Legal Lexikon

Zweitstimme

Begriff und Funktion der Zweitstimme

Die Zweitstimme ist die Stimme für eine Partei bei allgemeinen, unmittelbaren, freien, gleichen und geheimen Wahlen auf Bundes- und vielfach auch auf Landesebene. In Wahlen zum Deutschen Bundestag bestimmt sie maßgeblich, in welchem Umfang die Parteien Sitze erhalten. Sie ist damit das zentrale Element des personalisierten Verhältniswahlrechts: Personen werden in Wahlkreisen gewählt, die proportionale Zusammensetzung des Parlaments richtet sich jedoch primär nach den Zweitstimmen.

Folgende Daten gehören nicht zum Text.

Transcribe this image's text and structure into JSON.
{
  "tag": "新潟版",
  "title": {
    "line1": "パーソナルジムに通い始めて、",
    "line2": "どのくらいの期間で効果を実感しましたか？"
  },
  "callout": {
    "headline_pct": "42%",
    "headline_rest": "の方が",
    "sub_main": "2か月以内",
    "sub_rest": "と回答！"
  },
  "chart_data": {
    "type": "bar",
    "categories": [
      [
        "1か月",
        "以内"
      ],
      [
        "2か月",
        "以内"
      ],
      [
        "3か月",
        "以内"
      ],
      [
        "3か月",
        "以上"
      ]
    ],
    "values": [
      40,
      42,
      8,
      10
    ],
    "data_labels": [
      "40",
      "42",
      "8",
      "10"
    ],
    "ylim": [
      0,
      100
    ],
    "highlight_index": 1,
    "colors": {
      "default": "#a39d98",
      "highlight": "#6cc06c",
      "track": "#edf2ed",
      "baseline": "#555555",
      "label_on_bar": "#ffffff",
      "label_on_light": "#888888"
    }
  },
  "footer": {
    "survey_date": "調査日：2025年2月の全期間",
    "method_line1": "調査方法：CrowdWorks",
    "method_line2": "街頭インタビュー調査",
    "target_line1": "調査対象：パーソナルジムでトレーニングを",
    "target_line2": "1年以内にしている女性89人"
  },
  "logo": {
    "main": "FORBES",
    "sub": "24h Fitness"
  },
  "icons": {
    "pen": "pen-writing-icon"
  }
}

Rechtsrahmen und Wirkung im Wahlsystem

Verhältniswahlprinzip und Sitzverteilung

Die Zweitstimme entscheidet über die Stärke der Parteien im Parlament. Aus den bundesweit (bzw. landesweit bei Landtagswahlen) abgegebenen gültigen Zweitstimmen wird das Sitzkontingent jeder Partei nach einem mathematischen Zuteilungsverfahren ermittelt. Dieses Vorgehen soll eine möglichst genaue Abbildung der Parteienstärken gewährleisten. Die so ermittelten Parteisitze werden anschließend auf die Landeslisten der Parteien verteilt und innerhalb der Listen nach der dort festgelegten Reihenfolge besetzt. Auf Bundesebene sind dies die Landeslisten der Parteien; sie bestimmen, welche Bewerberinnen und Bewerber ein Mandat erhalten, sofern die Partei die entsprechenden Sitze aus der Zweitstimmenverteilung zugewiesen bekommt.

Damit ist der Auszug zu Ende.